After the Second World War, the Communist Party launched a civil war against the ruling Chinese Nationalist Party (Kuomintang), and forcibly seized power in 1949. The Nationalists had done most of the fighting against the invading imperial Japanese army and was severely weakened, a situation that the communists capitalized on.
From 1958 to 1961, Mao launched the Great Leap Forward, a economic and social campaign to industrialize and collectivize China which resulted in 45 million people beaten, starved, or worked to death, according to Frank Dikotter, a Hong Kong-based historian. “It ranks alongside the gulags and the Holocaust as one of the three greatest events of the 20th century…. It was like [Cambodian communist dictator] Pol Pot’s genocide multiplied 20 times over,” Dikotter recently wrote about the Great Leap Forward.
Historians estimate that as many as two million were killed because of the Cultural Revolution, a political campaign that Mao started in order to eliminate his political enemies and eradicate traditional Chinese culture.
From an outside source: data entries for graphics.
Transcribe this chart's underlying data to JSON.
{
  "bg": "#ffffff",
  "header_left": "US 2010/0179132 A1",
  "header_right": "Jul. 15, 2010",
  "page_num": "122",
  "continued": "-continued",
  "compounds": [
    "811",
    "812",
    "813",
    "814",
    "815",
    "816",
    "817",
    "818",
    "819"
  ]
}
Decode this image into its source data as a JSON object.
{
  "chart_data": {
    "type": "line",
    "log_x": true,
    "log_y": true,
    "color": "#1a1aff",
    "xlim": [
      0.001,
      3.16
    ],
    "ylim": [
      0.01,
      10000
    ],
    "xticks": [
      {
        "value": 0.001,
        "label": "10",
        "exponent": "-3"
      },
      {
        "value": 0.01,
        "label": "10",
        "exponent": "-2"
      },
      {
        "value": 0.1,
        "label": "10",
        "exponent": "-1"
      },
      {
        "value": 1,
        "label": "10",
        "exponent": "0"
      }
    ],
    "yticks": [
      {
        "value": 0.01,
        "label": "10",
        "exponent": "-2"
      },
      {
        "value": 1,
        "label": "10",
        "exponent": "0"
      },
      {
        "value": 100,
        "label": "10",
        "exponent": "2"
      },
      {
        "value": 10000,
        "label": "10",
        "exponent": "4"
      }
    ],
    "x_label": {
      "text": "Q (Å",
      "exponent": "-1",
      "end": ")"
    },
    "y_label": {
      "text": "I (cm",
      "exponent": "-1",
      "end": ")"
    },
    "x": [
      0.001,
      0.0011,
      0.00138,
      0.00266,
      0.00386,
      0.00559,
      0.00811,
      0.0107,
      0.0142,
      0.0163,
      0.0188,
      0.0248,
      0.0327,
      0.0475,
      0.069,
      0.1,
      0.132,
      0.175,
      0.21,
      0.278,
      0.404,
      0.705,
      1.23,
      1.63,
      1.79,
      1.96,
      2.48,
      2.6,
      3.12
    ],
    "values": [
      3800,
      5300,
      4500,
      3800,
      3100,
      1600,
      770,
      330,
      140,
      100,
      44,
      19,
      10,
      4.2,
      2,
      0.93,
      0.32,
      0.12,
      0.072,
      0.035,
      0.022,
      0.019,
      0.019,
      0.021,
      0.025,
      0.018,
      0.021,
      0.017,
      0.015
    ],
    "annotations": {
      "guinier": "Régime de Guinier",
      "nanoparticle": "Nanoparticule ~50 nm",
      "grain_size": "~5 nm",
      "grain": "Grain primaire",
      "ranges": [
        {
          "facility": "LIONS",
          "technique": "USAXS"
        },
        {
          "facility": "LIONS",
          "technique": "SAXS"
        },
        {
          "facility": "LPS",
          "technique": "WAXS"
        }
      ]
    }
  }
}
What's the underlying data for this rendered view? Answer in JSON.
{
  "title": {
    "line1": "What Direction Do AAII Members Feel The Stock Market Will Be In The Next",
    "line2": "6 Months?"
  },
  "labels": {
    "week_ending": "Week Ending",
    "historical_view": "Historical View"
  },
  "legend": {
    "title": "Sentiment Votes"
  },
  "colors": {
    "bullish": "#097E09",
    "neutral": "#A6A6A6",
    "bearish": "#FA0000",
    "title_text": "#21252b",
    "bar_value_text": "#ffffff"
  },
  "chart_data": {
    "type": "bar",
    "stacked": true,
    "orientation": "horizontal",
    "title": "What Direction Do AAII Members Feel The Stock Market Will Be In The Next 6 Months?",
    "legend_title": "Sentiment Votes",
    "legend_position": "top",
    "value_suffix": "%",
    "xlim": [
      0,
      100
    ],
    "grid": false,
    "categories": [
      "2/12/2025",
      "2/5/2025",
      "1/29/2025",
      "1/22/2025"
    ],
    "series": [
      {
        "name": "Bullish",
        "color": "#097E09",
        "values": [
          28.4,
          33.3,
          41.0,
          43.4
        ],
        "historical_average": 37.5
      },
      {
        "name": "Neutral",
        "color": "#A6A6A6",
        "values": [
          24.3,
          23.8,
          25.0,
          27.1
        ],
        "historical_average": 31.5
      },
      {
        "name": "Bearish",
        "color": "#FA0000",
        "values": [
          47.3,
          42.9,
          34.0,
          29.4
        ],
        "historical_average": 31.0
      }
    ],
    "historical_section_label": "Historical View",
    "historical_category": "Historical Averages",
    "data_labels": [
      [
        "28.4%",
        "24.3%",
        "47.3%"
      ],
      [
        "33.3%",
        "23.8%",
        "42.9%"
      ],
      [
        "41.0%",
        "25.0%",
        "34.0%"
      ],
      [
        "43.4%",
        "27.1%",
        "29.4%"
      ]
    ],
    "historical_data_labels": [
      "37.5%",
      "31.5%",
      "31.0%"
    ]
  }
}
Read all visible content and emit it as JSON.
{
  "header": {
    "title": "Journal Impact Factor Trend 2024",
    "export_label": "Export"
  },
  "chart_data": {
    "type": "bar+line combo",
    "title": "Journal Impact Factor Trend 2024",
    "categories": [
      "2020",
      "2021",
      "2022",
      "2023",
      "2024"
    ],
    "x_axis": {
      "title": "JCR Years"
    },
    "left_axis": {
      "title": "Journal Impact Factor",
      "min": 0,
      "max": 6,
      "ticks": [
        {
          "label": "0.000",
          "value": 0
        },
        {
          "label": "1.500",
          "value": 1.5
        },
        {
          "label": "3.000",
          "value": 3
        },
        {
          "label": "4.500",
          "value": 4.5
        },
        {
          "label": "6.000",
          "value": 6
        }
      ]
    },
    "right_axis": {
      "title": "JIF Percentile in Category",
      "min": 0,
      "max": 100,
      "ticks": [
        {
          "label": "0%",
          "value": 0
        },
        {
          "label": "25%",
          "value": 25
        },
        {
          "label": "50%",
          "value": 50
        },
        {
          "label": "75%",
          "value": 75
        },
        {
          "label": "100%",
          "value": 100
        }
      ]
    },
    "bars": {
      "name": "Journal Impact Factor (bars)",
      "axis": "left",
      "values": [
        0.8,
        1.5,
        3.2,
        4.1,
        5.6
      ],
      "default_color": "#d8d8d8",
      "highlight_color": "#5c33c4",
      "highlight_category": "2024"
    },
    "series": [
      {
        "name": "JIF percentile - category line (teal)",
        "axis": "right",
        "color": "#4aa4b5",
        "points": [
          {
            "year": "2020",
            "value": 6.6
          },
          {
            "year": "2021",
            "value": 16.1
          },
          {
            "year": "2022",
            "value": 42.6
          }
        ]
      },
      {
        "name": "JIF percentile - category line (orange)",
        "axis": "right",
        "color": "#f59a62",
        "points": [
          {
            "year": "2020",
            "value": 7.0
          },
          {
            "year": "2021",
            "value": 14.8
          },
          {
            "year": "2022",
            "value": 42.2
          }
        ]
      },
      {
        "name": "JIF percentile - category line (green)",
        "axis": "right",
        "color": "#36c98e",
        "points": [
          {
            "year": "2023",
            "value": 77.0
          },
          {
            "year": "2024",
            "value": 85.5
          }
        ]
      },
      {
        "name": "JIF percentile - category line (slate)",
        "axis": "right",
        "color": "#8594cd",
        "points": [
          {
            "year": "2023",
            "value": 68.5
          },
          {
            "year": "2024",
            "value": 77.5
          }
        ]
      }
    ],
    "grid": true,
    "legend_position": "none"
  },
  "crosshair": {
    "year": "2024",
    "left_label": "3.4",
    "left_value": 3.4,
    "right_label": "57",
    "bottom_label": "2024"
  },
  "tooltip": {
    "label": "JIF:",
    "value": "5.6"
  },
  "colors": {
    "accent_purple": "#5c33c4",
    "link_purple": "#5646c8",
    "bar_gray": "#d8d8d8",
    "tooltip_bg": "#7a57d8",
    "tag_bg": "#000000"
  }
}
Despite having wrecked the country’s economy and caused the deaths of millions through disastrous campaigns, the Party largely absolved Mao several years after his death. Deng Xiaoping, Mao’s successor, described the dictator as “three parts bad, seven parts good.” But the Chinese regime continues to clamp down on public discussion of Mao’s controversial rule.
Today, the Chinese currency carries Mao’s image, and a giant portrait of the dictator hangs in Beijing’s Tiananmen Square.